引き続き主力事業である当セグメントの売上高、営業利益の増伸につとめていく。
メディア事業
メディア事業では、次世代の主力事業創出を目的とした取り組みの一環である『DRIP(Drecom InventionProject)』のもと、ドリコムの有するインターネットサービスの知見をいかした新規サービスを試験的に立ち上げ、事業化に向けた試行を重ねた。主力の位置情報と3DリアルマップによるARスマートフォンアプリ構築プラットフォーム『AROW』では、事業化と『AROW』を活用した新規タイトルの開発が進んだ他、音楽領域での新たな試みである『AKROGLAM』やtwitterを活用したマーケティングサービス『Rooot』、ドリコムが過去大規模サービスの開発・運用から培ったノウハウをいかした「負荷テストサービス」などのゲーム事業以外の領域での新規サービスの拡大に注力した。『Rooot』については、2021年8月には導入社数が20社を超えるなど、サービスの拡大が着実に進んでいる。
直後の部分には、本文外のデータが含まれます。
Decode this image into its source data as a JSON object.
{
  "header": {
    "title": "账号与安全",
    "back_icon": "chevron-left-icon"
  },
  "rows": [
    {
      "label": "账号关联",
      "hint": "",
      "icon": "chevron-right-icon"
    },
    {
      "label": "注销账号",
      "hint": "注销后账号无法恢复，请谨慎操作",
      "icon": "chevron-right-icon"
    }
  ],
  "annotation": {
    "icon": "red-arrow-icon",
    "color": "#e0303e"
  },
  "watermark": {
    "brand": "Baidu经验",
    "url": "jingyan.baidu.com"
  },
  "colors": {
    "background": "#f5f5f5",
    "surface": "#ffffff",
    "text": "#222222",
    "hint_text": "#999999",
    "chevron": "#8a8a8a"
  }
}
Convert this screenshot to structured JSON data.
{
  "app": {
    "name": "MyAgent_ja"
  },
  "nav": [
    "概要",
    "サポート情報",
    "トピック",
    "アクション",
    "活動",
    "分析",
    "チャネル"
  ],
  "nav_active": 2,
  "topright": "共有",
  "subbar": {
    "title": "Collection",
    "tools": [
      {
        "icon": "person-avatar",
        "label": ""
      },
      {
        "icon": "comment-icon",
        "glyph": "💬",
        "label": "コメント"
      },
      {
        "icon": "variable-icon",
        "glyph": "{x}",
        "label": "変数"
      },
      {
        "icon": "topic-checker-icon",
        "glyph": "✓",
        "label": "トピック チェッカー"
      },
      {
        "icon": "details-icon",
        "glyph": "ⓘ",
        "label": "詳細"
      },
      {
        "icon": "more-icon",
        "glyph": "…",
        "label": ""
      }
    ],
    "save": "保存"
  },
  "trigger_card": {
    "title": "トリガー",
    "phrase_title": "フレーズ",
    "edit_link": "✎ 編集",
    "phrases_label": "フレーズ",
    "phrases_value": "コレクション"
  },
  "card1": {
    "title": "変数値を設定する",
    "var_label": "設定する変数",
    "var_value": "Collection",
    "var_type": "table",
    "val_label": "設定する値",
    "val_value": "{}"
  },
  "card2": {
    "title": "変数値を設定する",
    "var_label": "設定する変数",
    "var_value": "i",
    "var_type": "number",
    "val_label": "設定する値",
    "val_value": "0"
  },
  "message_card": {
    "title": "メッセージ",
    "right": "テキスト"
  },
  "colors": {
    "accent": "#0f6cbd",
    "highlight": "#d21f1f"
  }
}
売上高につきましては『Rooot』のサービス拡大の結果、前年同期比で増加した。しかしながら多くのサービスが事業開発段階にあり費用先行が続いていることから、利益につきましては前期同様引き続き損失を計上している。
以上の結果、セグメント売上高は6547万1000円(前年同期比5.8%増)、セグメント損失は1億4359万9000円(前年同期はセグメント損失1億8332万6000円)となった。
今後については、主力のゲーム事業の一層の採算性向上に取り組むほか、下半期に予定している複数の新規タイトルのヒットに向けサービスの作りこみやマーケティングに注力するほか、新規事業開発においてもゲーム以外のエンターテインメント領域での事業開発に注力し、当社グループの中長期の目標であるIPを軸とした総合エンターテインメント企業への成長を目指していく。
なお、今期においても、新型コロナウイルス感染症の流行を引き続き経営上の大きなリスクと認識し、安定的な利益の創出とキャッシュフローの確保を優先事項と位置づけ、将来への投資を積極的に行ないつつ、利益とキャッシュフローを圧迫しないという前提を据えた保守的な姿勢も意識したバランスの取れた経営に取り組んでいく。